As for the decision to hold off on presenting But For All These Shrinking Hearts to the masses, Pyke is quick to thank his "small and supportive" fan base who have allowed him such freedom. It's that cadre of fans who have allowed Pyke to spend the last decade touring Australia and gaining more insight into the country's music business. Even if conventional wisdom says when your album comes out, you tour, Pyke thinks the conventional wisdom of the Australian music scene isn't something to set your watch to.

"There's a real element [of] smoke and mirrors in the Australian music industry. Probably in every music industry, but here it seems like people have a hit single and they go and do a big tour, but it's not as successful as you might think it was. It looks very successful, but everybody walks away having lost a lot of money. And I just don't want to engage in that stuff. I just want to play honest, organic shows. So you've gotta find that balance between your ambitions and being a bullshit artist basically. I am ambitious, and I will always be, but my ambition rests more around making better and better music, rather than getting bigger and bigger.

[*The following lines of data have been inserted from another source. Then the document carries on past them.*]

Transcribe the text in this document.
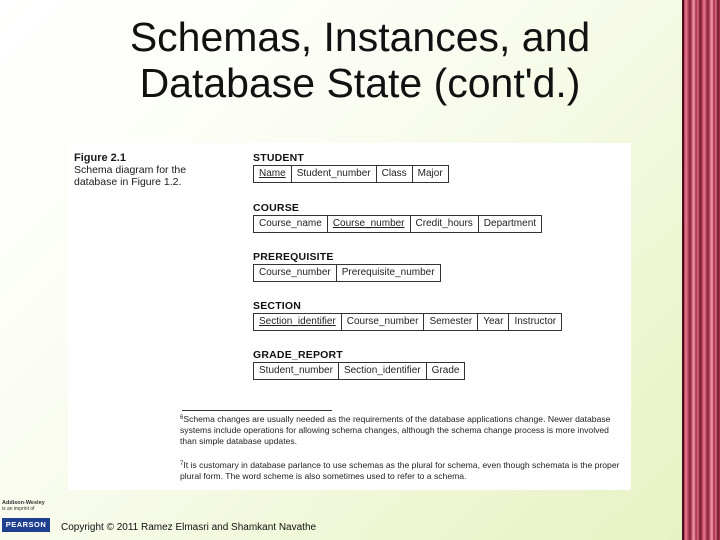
Schemas, Instances, and
Database State (cont'd.)
Figure 2.1
Schema diagram for the
database in Figure 1.2.
STUDENT
Name	Student_number	Class	Major
COURSE
Course_name	Course_number	Credit_hours	Department
PREREQUISITE
Course_number	Prerequisite_number
SECTION
Section_identifier	Course_number	Semester	Year	Instructor
GRADE_REPORT
Student_number	Section_identifier	Grade
$^6$Schema changes are usually needed as the requirements of the database applications change. Newer database systems include operations for allowing schema changes, although the schema change process is more involved than simple database updates.
$^7$It is customary in database parlance to use schemas as the plural for schema, even though schemata is the proper plural form. The word scheme is also sometimes used to refer to a schema.
Addison-Wesley
is an imprint of
PEARSON	Copyright © 2011 Ramez Elmasri and Shamkant Navathe
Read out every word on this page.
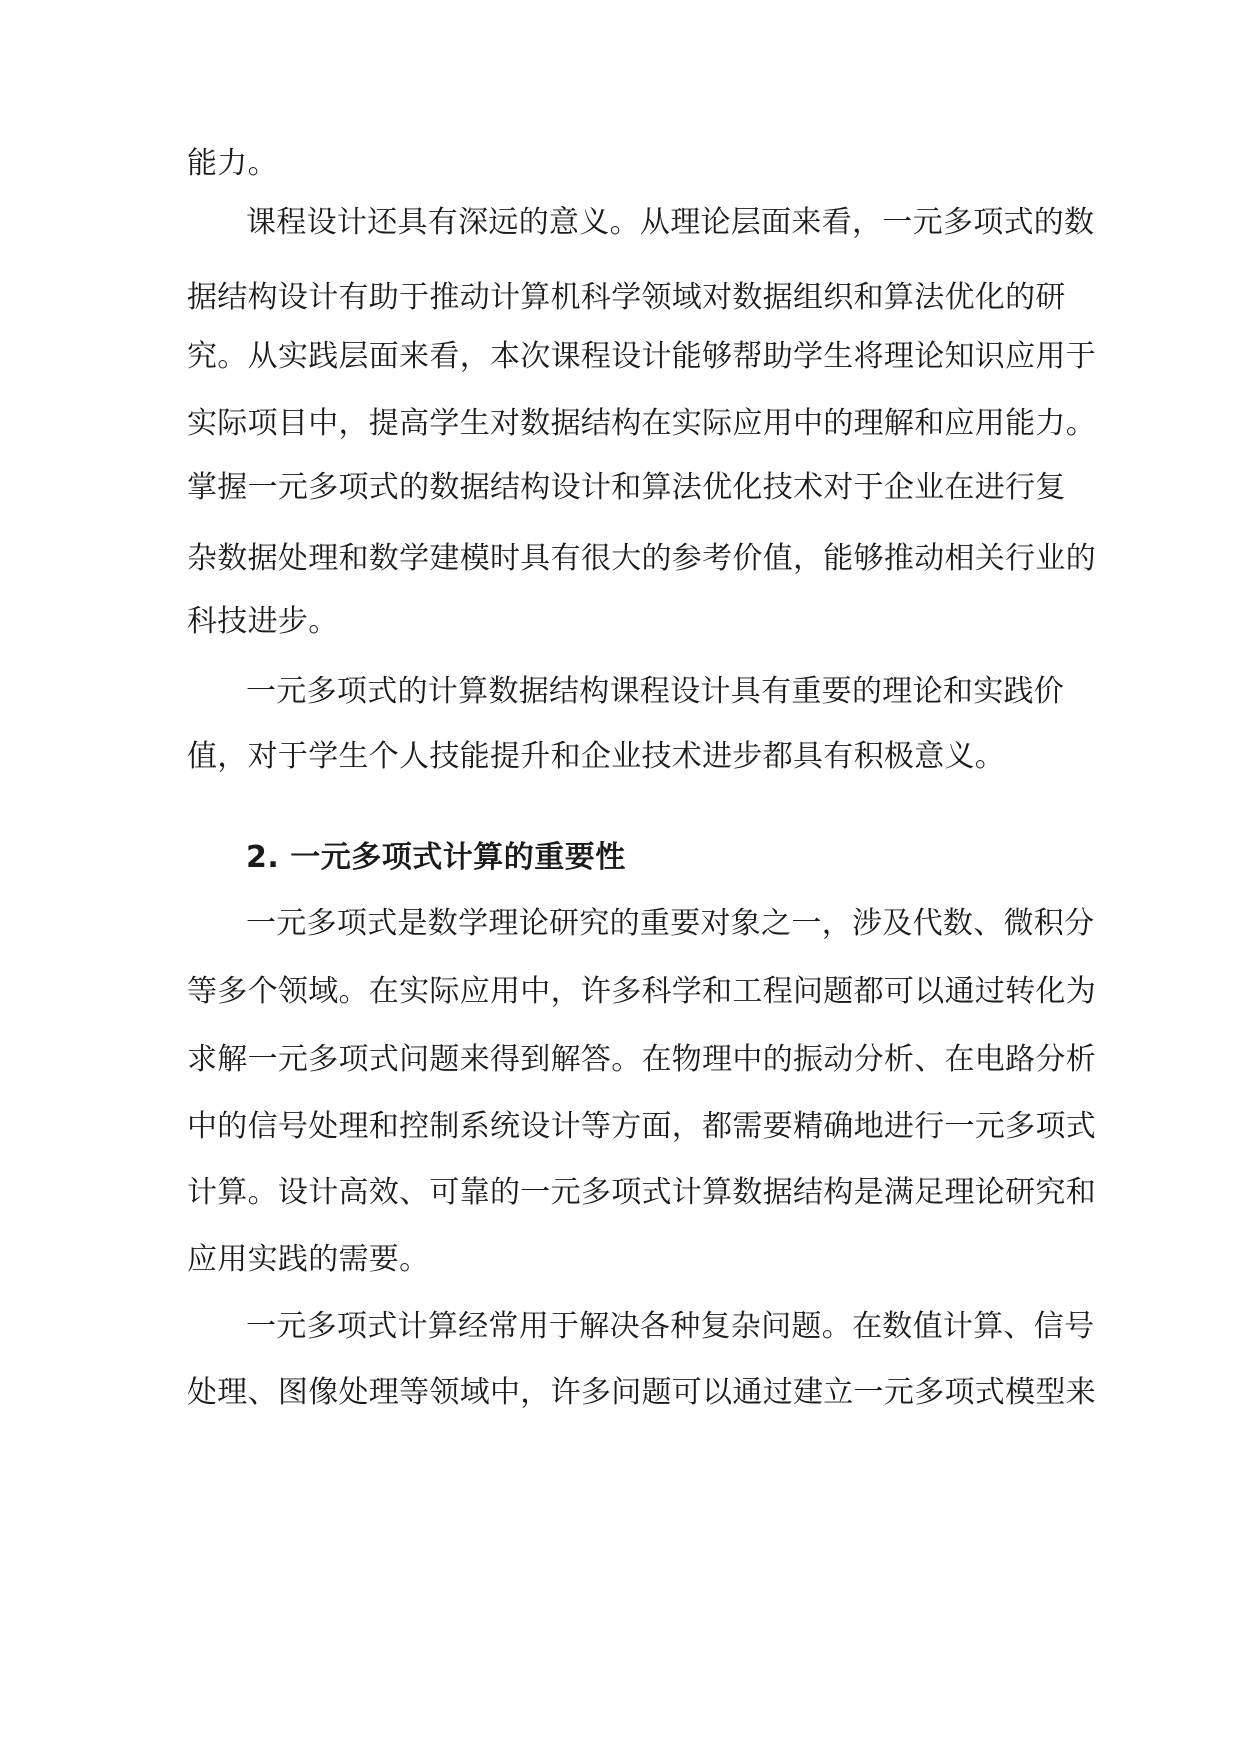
能力。
课程设计还具有深远的意义。从理论层面来看，一元多项式的数
据结构设计有助于推动计算机科学领域对数据组织和算法优化的研
究。从实践层面来看，本次课程设计能够帮助学生将理论知识应用于
实际项目中，提高学生对数据结构在实际应用中的理解和应用能力。
掌握一元多项式的数据结构设计和算法优化技术对于企业在进行复
杂数据处理和数学建模时具有很大的参考价值，能够推动相关行业的
科技进步。
一元多项式的计算数据结构课程设计具有重要的理论和实践价
值，对于学生个人技能提升和企业技术进步都具有积极意义。
2. 一元多项式计算的重要性
一元多项式是数学理论研究的重要对象之一，涉及代数、微积分
等多个领域。在实际应用中，许多科学和工程问题都可以通过转化为
求解一元多项式问题来得到解答。在物理中的振动分析、在电路分析
中的信号处理和控制系统设计等方面，都需要精确地进行一元多项式
计算。设计高效、可靠的一元多项式计算数据结构是满足理论研究和
应用实践的需要。
一元多项式计算经常用于解决各种复杂问题。在数值计算、信号
处理、图像处理等领域中，许多问题可以通过建立一元多项式模型来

"I know what it takes to get a bigger profile. It takes, by fluke or good fortune, getting a big radio hit single — which I've never had — or just a long process of incremental increases in your fan base. So that's the road I seem to be travelling, and I don't want it to be any other way. I don't want to live in hope of something that I don't necessarily even want. When I started out, all I wanted was to do this as a job and live a quiet, creative life. And I constantly remind myself that that's what I have."